Na rede que constitui o sistema visual do cérebro trabalham em conjunto áreas inferiores, que lidam com pormenores simples (pequenas regiões do espaço, cores, arestas) e áreas superiores, que representam conceitos mais complexos (regiões maiores do espaço, animais, rostos).

“As células das áreas superiores enviam ligações de feedback para as áreas inferiores, colocando-as em posição de aprender e incorporar relações, moldadas pela experiência, entre objetos do mundo real”, refere o comunicado.

Assim, as células que codificam um “armário” podem enviar feedback às que processam características como “prateleiras” e “gavetas”.

“Procurámos perceber como é que estas projeções de feedback armazenam informação sobre o mundo”, diz Rodrigo Dias, um dos autores do estudo.

Os cientistas analisaram, em experiências com ratinhos, os efeitos da experiência visual nas projeções de feedback para uma área visual inferior”.

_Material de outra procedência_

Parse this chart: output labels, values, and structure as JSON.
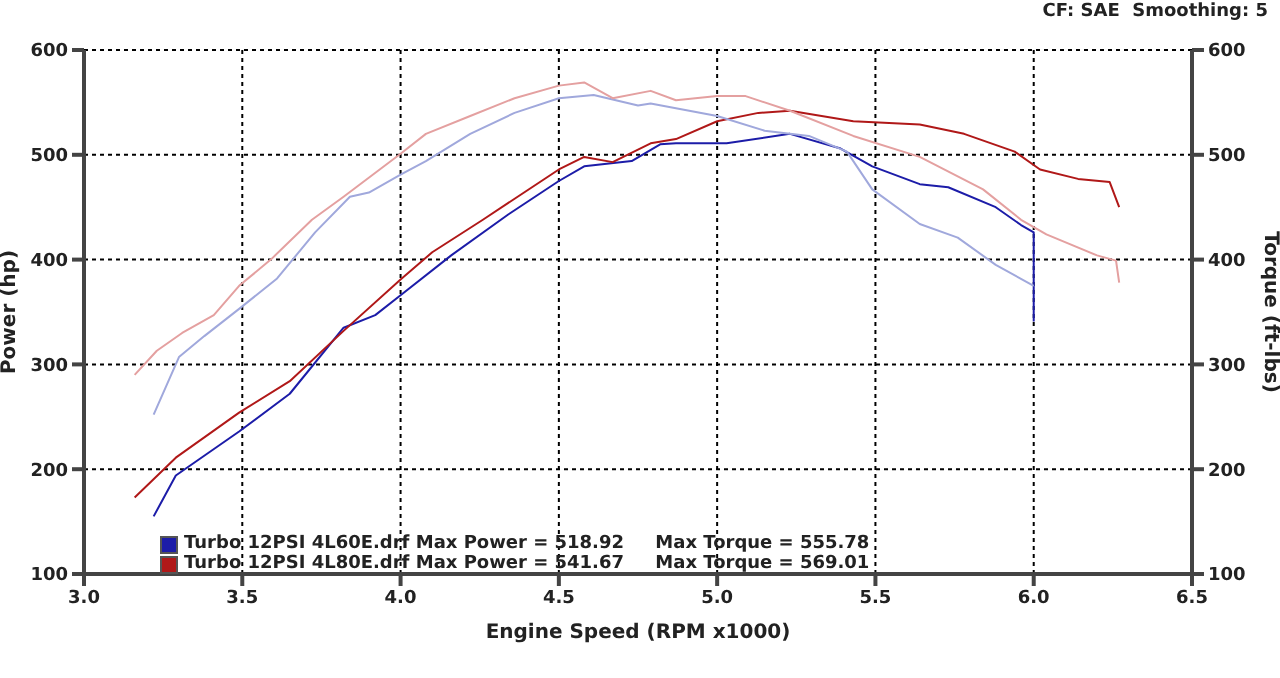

Os testes permitiram o desenvolvimento de “um modelo computacional que mostra como a experiência conduz a um processo de seleção”, o que “minimiza a redundância”, permitindo a integração de “uma gama mais diversificada de feedback”, adianta Petreanu.

A FC assinala que “a identificação desta interface cerebral, onde o conhecimento prévio é combinado com novas informações sensoriais, pode ser importante para desenvolver intervenções nos casos em que este processo de integração não funciona corretamente”.

Segundo Petreanu, compreender a forma como a informação sensorial e o conhecimento prévio são integrados poderá ajudar a lidar com desequilíbrios a este nível que se pensa ocorrerem em doenças como o autismo e a esquizofrenia.

“No autismo, os indivíduos poderão percecionar tudo como sendo novidade porque a informação prévia não é suficientemente forte para influenciar a perceção. Pelo contrário, na esquizofrenia, a informação prévia poderá ser demasiado dominante, levando a perceções que são geradas internamente e não baseadas em dados sensoriais reais”.